Lampung Blogging_ Apa kabar rekan Lampung Blogging. Kali ini
admin akan berbagi info mengenai salah satu tokoh nasional. Tepatnya Pejuang
Kemerdekaan sekaligus tokoh agama islam di tanah air. Adalah KH. Mohammad Hasyim
Asy'ari, atau biasa disapa, KH
Hasyim Ashari. Lahir pada tanggal 10
April 1875 atau menurut penanggalan arab pada tanggal 24 Dzulqaidah 1287H di
Desa Gedang, Kecamatan Diwek, Kabupaten Jombang, Jawa Timur.

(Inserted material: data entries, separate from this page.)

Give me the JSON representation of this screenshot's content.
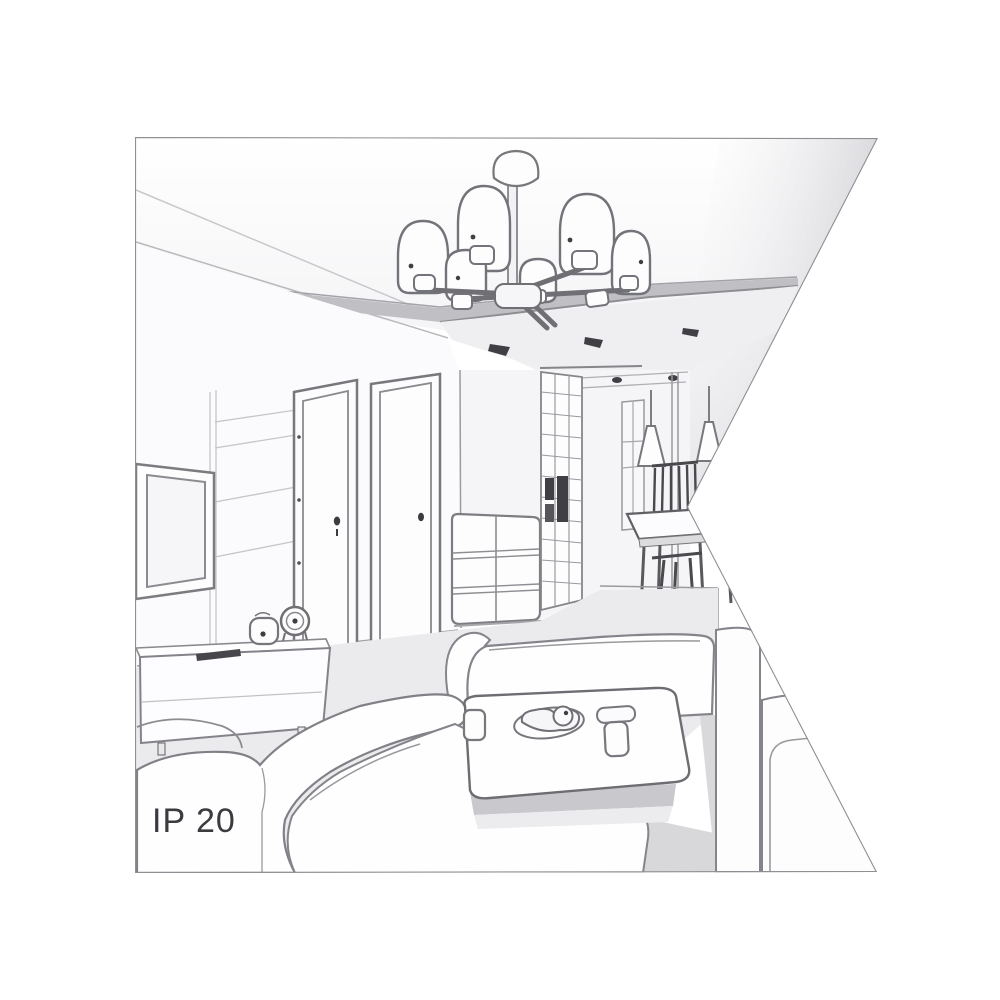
{
  "image": {
    "label": "IP 20",
    "colors": {
      "background": "#ffffff",
      "line": "#8a8a8f",
      "line_dark": "#55555a",
      "accent_dark": "#3f3f44",
      "wall": "#fafafb",
      "floor_shade": "#ebebee",
      "shadow": "#c6c6cb",
      "label_text": "#3a3a3f"
    }
  }
}
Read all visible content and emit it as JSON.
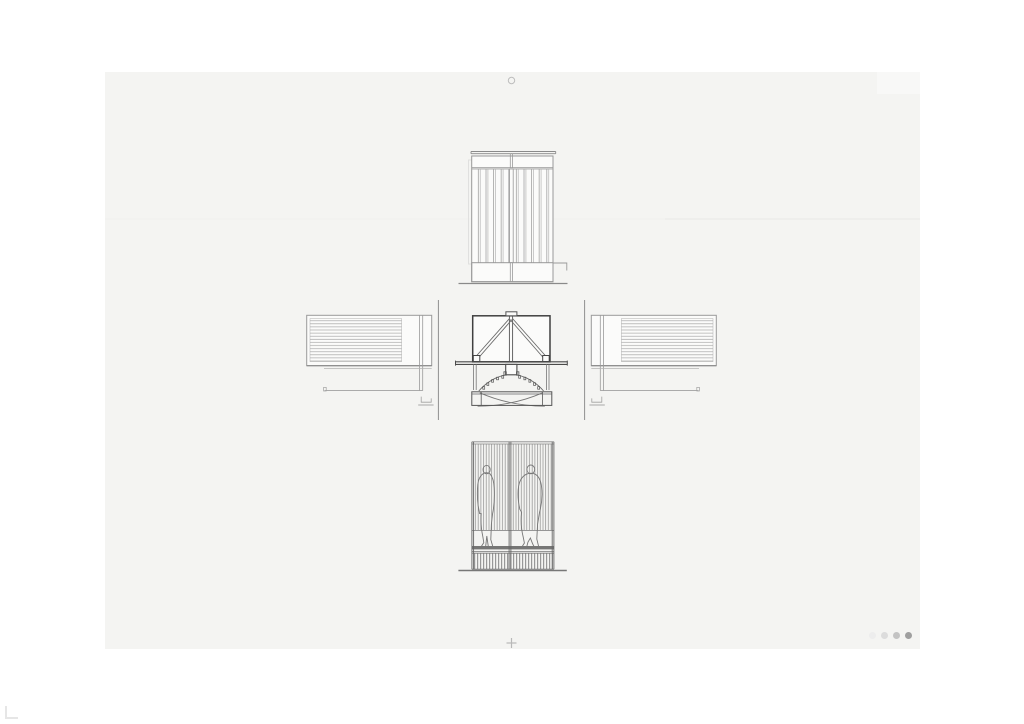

KH Hasyim Asy'ari merupakan pendiri Nahdlatul
Ulama yaitu sebuah organisasi massa Islam yang terbesar di Indonesia. Putra
dari pasangan Kyai Asyari dan Halimah, Ayahnya Kyai Ashari merupakan seorang
pemimpin Pesantren Keras yang berada di sebelah selatan Jombang. KH Hasyim Ashari sendiri merupakan anak ketiga dari 11
bersaudara. Dari garis keturunan ibunya,
KH Hasyim Ashari merupakan keturunan kedelapan dari Jaka Tingkir (Sultan
Pajang). Mendapatkan pendidikan dan nilai-nilai dasar Islam yang kokoh dari
Ayah dan Ibunya.
Sejak
anak-anak, bakat kepemimpinan dan kecerdasan KH Hasyim Ashari memang sudah
nampak. Di antara teman sepermainannya, ia kerap tampil sebagai pemimpin. [1]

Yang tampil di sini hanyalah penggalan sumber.